Drainage holes seem like a rather simple and straight forward concept for pots; however, where there are pros to having planters with drainage holes, there are also cons. Most people want drainage holes installed in their planters without considering whether or not they are necessary. Planters used inside businesses and homes should consider alternative irrigation techniques for potted plants instead of the classic “water and drain” technique. Not only can the drained excess water potentially cause accidents but damage flooring and surrounding furniture. Even saucers used under planters with drain holes can overflow when plants are overwatered. Fortunately, if a pot has a drain hole its still possible to use an outdoor planter inside. Try filling the holes with cement, rubber stoppers, or caulking before planting. For small indoor pots with drainage holes and saucers, adding water into the saucer works better more often than watering from the top.

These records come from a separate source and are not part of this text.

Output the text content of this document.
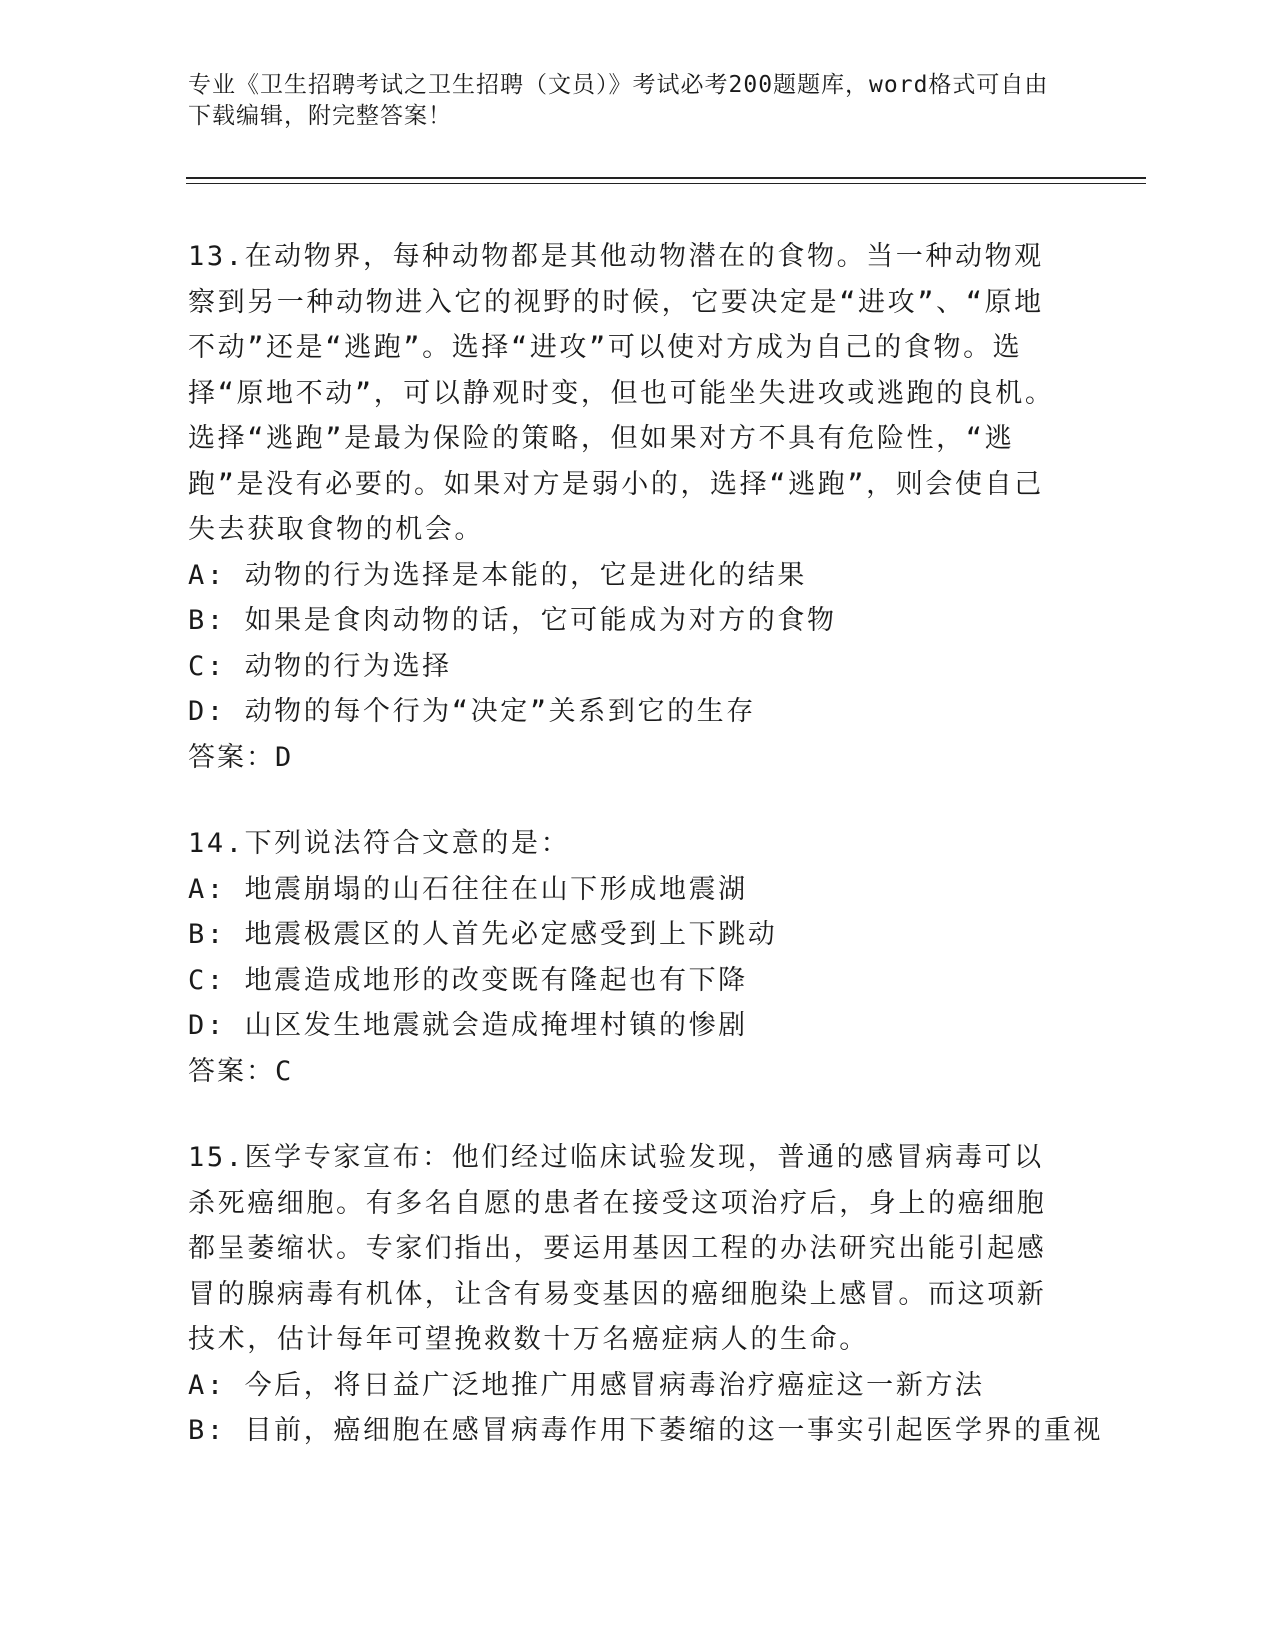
专业《卫生招聘考试之卫生招聘（文员）》考试必考200题题库，word格式可自由下载编辑，附完整答案！

13.在动物界，每种动物都是其他动物潜在的食物。当一种动物观察到另一种动物进入它的视野的时候，它要决定是“进攻”、“原地不动”还是“逃跑”。选择“进攻”可以使对方成为自己的食物。选择“原地不动”，可以静观时变，但也可能坐失进攻或逃跑的良机。选择“逃跑”是最为保险的策略，但如果对方不具有危险性，“逃跑”是没有必要的。如果对方是弱小的，选择“逃跑”，则会使自己失去获取食物的机会。

A: 动物的行为选择是本能的，它是进化的结果

B: 如果是食肉动物的话，它可能成为对方的食物

C: 动物的行为选择

D: 动物的每个行为“决定”关系到它的生存

答案：D

14.下列说法符合文意的是：

A: 地震崩塌的山石往往在山下形成地震湖

B: 地震极震区的人首先必定感受到上下跳动

C: 地震造成地形的改变既有隆起也有下降

D: 山区发生地震就会造成掩埋村镇的惨剧

答案：C

15.医学专家宣布：他们经过临床试验发现，普通的感冒病毒可以杀死癌细胞。有多名自愿的患者在接受这项治疗后，身上的癌细胞都呈萎缩状。专家们指出，要运用基因工程的办法研究出能引起感冒的腺病毒有机体，让含有易变基因的癌细胞染上感冒。而这项新技术，估计每年可望挽救数十万名癌症病人的生命。

A: 今后，将日益广泛地推广用感冒病毒治疗癌症这一新方法

B: 目前，癌细胞在感冒病毒作用下萎缩的这一事实引起医学界的重视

Where planters really benefit from drainage holes is outdoors. Proper drainage is essential for all outdoor plants. Water should never be allowed to sit in planters for long periods of time. In nature, water falls to the ground but does not sit around the roots of plants. Instead the water keeps flowing downward and outward or evaporates as the ground is heated. This keeps plants from drowning or becoming exposed to potentially harmful molds and fungi. Potted plants have it a little harder. Water has nowhere to go in a planter that has no drainage and can possibly kill plants within 24 hours. Having drainage holes in outdoor planters is one of the best ways to keep plants happy and healthy. In most cases one drainage hole is enough. Pots that already have drainage holes are made that way by the manufacturer and have the structural integrity and functionality needed.
For planters kept on outdoor patios or decks, drainage holes can be a blessing and a curse. Again, plants in these containers (especially those exposed to rain), need proper drainage. But the water flowing from the bottom of the planter can cause discoloration on flooring or furniture. This would be a good place to utilize a saucer under a planter. Slow down the drainage with a bottle cap, ball of burlap, or small stone over the hole can help if saucers are unavailable. Keep the water from being trapped under the base by using pot feet/risers under the planters. That should also help to minimize any damage/discoloration. Sitting water is what causes the most damage around businesses and homes. Lifting the base of a planter off of a flat surface will allow the water to keep moving.
Before including a potted garden anywhere, first consider the irrigation for the plants and the area around the garden. Though drainage holes are convenient and necessary in most cases, remember that the excess water from pots can and will cause damage in and around buildings. Taking into consideration some of the suggestions above should help keep plants healthy and people happy.